CLEVELAND — Cleveland Heights residents now have the ability to recycle food waste at the Rust Belt Riders community drop-off location — a recycling service that’s catching on around Cuyahoga County.


What You Need To Know

  • Rust Belt Riders drop-off location has opened in Cleveland Heights giving residents the ability to recycle food waste

  • Rust Belt Riders collects the food from residences and commercial accounts and composts it

  • Sister company Tilth Soil transforms the food waste into several types of organic soil

  • Food waste is the largest single substance sent to the nation’s municipal landfills every day, according to the U.S. EPA

The recycling company has set up bins at the Coventry PEACE Campus off Euclid Heights Boulevard for 24/7 food waste drop-off, the city told residents in its latest newsletter.

trash cans
Rust Belt Riders picks up food waste and sets up drop-off locations in communities. (courtesy of Rust Belt Riders)

Rust Belt Riders, a young Cleveland company, has recycled food waste since 2014. The company collects the food waste and transforms it at its own compost facility, selling the mixture back to the public as enriched soil or compost material.

The company now has about 15 community drop-off locations around Cuyahoga County, said co-founder Daniel Brown.

“Essentially, we work with businesses, organizations and individuals to provide them with an alternative to landfills for food waste,” Brown said. “We do try and get the word out by partnering with community development groups or local governments to create awareness about these services, but they're strictly opt-in at the moment.”

Food waste is the single largest substance put into the garbage and sent to the nation’s municipal landfills every day, according to the U.S. Environmental Protection Agency.

In 2018, homes, businesses and institutions in the U.S. generated 63 million tons of food waste, comprising 24% all trash landfilled and 22% of incinerated trash, the EPA said.
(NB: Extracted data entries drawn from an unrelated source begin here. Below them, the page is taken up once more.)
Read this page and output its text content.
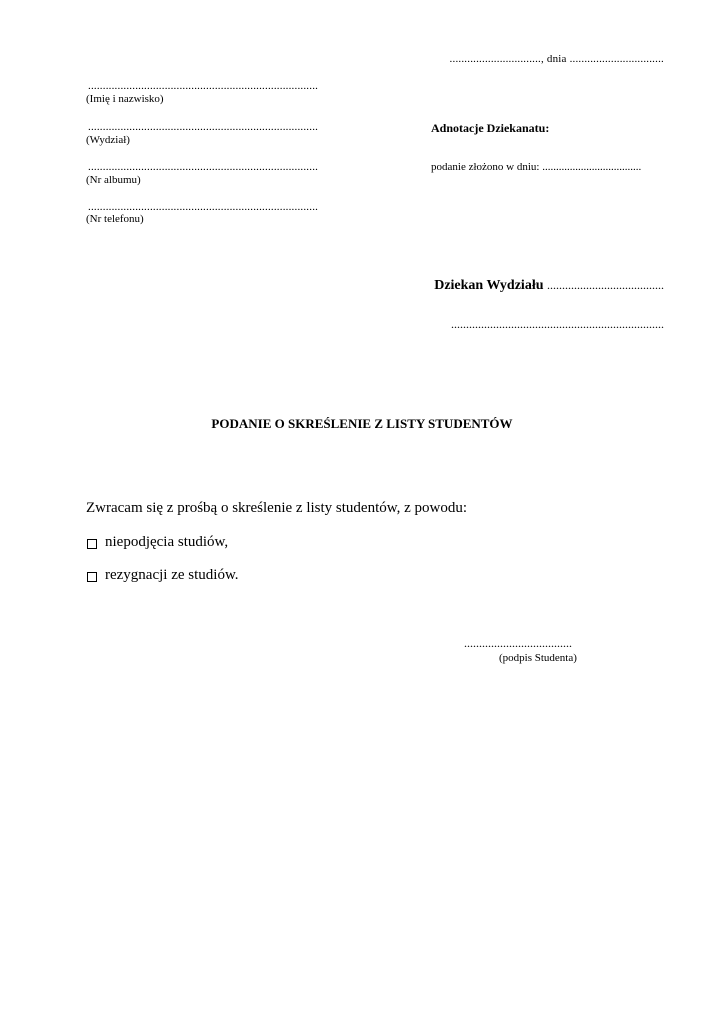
..............................., dnia ................................
..............................................................................
(Imię i nazwisko)
..............................................................................
(Wydział)
..............................................................................
(Nr albumu)
..............................................................................
(Nr telefonu)
Adnotacje Dziekanatu:
podanie złożono w dniu: ....................................
Dziekan Wydziału .......................................
.......................................................................
PODANIE O SKREŚLENIE Z LISTY STUDENTÓW
Zwracam się z prośbą o skreślenie z listy studentów, z powodu:
niepodjęcia studiów,
rezygnacji ze studiów.
....................................
(podpis Studenta)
Food waste also generates methane, a powerful greenhouse gas, with municipal landfills the third largest source of methane emissions in the U.S.
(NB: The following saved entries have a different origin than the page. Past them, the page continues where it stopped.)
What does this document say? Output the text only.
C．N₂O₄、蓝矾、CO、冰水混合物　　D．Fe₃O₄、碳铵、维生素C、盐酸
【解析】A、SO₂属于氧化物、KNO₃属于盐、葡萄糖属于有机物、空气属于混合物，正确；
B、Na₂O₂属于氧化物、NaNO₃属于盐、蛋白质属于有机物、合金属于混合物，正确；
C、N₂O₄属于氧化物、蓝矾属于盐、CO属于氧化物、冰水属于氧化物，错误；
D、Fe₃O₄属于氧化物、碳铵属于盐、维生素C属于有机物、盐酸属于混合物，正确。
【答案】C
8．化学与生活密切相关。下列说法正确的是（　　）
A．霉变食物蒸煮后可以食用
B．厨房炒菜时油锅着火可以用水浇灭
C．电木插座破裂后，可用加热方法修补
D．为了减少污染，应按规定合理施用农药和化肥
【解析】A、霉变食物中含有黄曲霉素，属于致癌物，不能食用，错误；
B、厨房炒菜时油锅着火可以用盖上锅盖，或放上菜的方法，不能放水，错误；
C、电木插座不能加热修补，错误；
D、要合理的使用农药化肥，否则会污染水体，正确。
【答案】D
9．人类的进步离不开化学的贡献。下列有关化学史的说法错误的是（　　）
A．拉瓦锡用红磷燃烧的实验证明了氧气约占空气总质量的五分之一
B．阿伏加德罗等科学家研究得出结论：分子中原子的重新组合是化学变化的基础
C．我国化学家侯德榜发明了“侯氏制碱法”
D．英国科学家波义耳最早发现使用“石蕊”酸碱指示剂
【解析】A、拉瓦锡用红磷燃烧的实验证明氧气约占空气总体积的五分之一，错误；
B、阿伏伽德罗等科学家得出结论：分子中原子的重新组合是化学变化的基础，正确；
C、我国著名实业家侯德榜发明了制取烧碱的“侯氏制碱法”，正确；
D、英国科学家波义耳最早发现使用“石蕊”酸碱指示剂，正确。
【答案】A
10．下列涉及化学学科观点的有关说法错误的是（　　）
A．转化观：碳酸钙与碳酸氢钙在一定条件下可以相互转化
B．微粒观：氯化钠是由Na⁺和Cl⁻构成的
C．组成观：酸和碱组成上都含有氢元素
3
Rust Belt Riders services both residences and commercial accounts, such as corporate offices, restaurants, cafes and juice bars. The comapny also works with small firms consuming only coffee and tea, Brown said. Its footprint is mainly Cuyahoga County, but the company is interested in helping any entity come up with a food-waste solution that fits.

“If anyone is eating at your place, you can work with us,” Brown said. “We like to think that there's a sort of customizable solution for any workplace that we can bring our services to because we think that food waste diversion should be as commonplace as recycling.”

Food-waste recycling

For individual residences, Rust Belt Riders offers two membership plans:

  • Pick-up — Each week, receive a clean, lined five-gallon bucket with lid is delivered to your door when the bucket you filled with food waste is picked up
  • Drop-off — Collect food scraps at home and bring them to a community drop-off bin you unlock with your membership pin.
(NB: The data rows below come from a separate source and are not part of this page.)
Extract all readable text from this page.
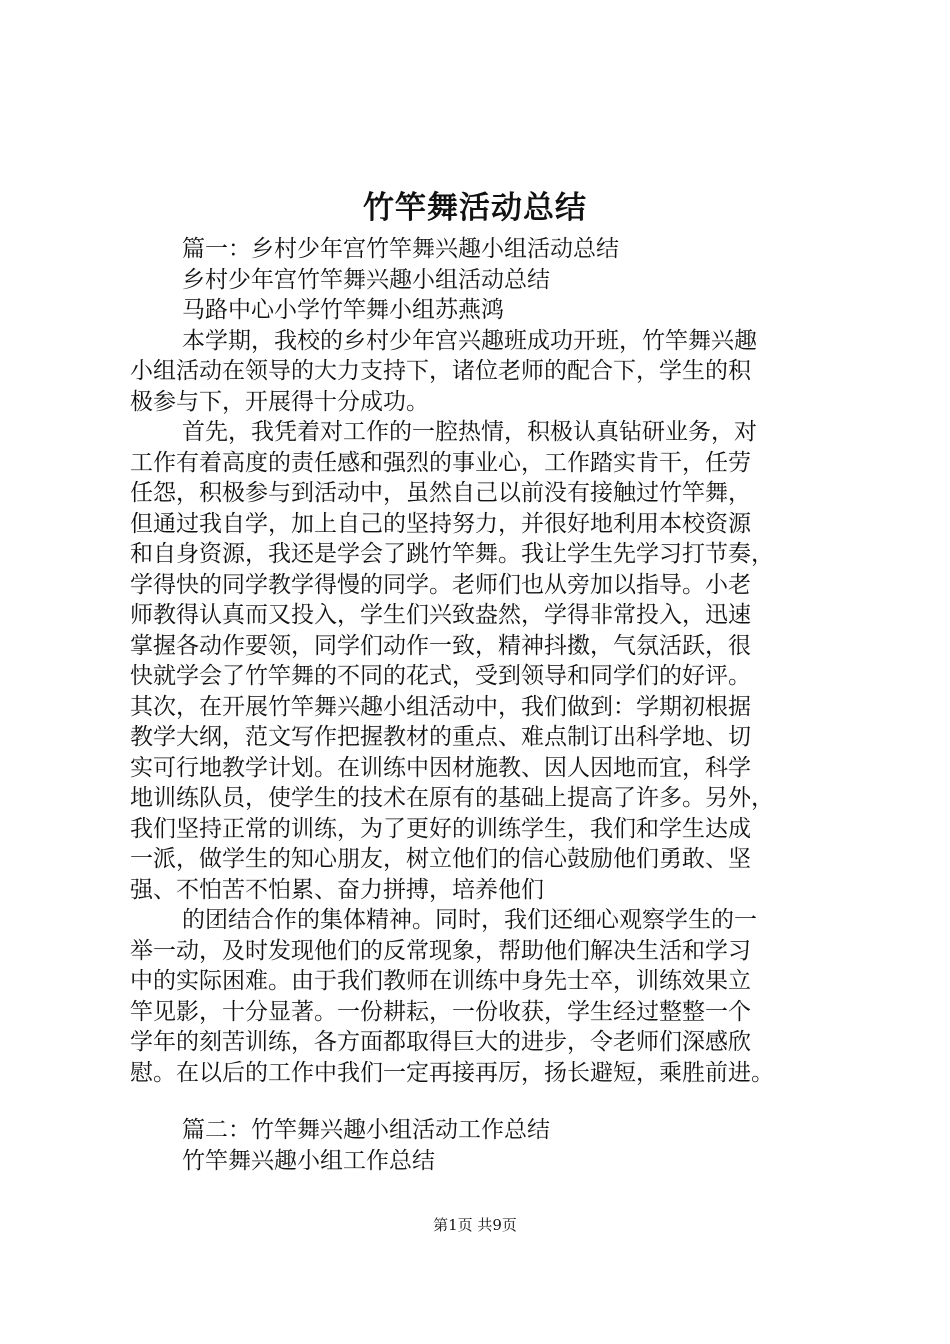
竹竿舞活动总结
篇一：乡村少年宫竹竿舞兴趣小组活动总结
乡村少年宫竹竿舞兴趣小组活动总结
马路中心小学竹竿舞小组苏燕鸿
本学期，我校的乡村少年宫兴趣班成功开班，竹竿舞兴趣
小组活动在领导的大力支持下，诸位老师的配合下，学生的积
极参与下，开展得十分成功。
首先，我凭着对工作的一腔热情，积极认真钻研业务，对
工作有着高度的责任感和强烈的事业心，工作踏实肯干，任劳
任怨，积极参与到活动中，虽然自己以前没有接触过竹竿舞，
但通过我自学，加上自己的坚持努力，并很好地利用本校资源
和自身资源，我还是学会了跳竹竿舞。我让学生先学习打节奏，
学得快的同学教学得慢的同学。老师们也从旁加以指导。小老
师教得认真而又投入，学生们兴致盎然，学得非常投入，迅速
掌握各动作要领，同学们动作一致，精神抖擞，气氛活跃，很
快就学会了竹竿舞的不同的花式，受到领导和同学们的好评。
其次，在开展竹竿舞兴趣小组活动中，我们做到：学期初根据
教学大纲，范文写作把握教材的重点、难点制订出科学地、切
实可行地教学计划。在训练中因材施教、因人因地而宜，科学
地训练队员，使学生的技术在原有的基础上提高了许多。另外，
我们坚持正常的训练，为了更好的训练学生，我们和学生达成
一派，做学生的知心朋友，树立他们的信心鼓励他们勇敢、坚
强、不怕苦不怕累、奋力拼搏，培养他们
的团结合作的集体精神。同时，我们还细心观察学生的一
举一动，及时发现他们的反常现象，帮助他们解决生活和学习
中的实际困难。由于我们教师在训练中身先士卒，训练效果立
竿见影，十分显著。一份耕耘，一份收获，学生经过整整一个
学年的刻苦训练，各方面都取得巨大的进步，令老师们深感欣
慰。在以后的工作中我们一定再接再厉，扬长避短，乘胜前进。
篇二：竹竿舞兴趣小组活动工作总结
竹竿舞兴趣小组工作总结
第1页 共9页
For commercial accounts, the company creates customized plans based on the amount of food-waste generated, which is determined through a waste audit, the company said. At the end of the audit period, Rust Belt Riders provides a report, which enables business owners to understand whether food recycling is good fit.

Compost and soil

soil
Tilth Soil uses compost to create organic soil. (courtesy Rust Belt Riders)

 

 

All the food waste Rust Belt Riders collects is taken to the company’s compost facility in Independence, Brown said.  The compost is processed by the company’s sister operation, Tilth Soil, whose tag line reads “soils that heal.”

Tilth Soil produces several types of certified organic soil, Brown said, using Rust Belt Riders compost. The soil blends — Sprout, Grow, Bloom and House — range from potted plant soil to seed starter to raised-bed mix.

The soil can be shipped anywhere, Brown said.

“So we're really just trying to get people to try gardening or raising some plants if they haven't in the past,” he said. “And if you have grown or are a professional farmer, we think that what we're making is exceptionally high quality. And so it should make your life a little bit easier.”

With 16 workers, Rust Belt Riders is in the process of becoming an employee-owned company, Brown said.

The company started out using bicycles with a trailer on the back, hauling up to 300 pounds of food waste at a time, he said,

The company name was chosen to help Rust Belt residents turn their thinking away from the industries that caused climate change, Brown said.

“And toward one that envisions our region as the home for solutions for the next century, solutions that address climate change head-on and become models for the rest of the country to follow or learn from,” he said.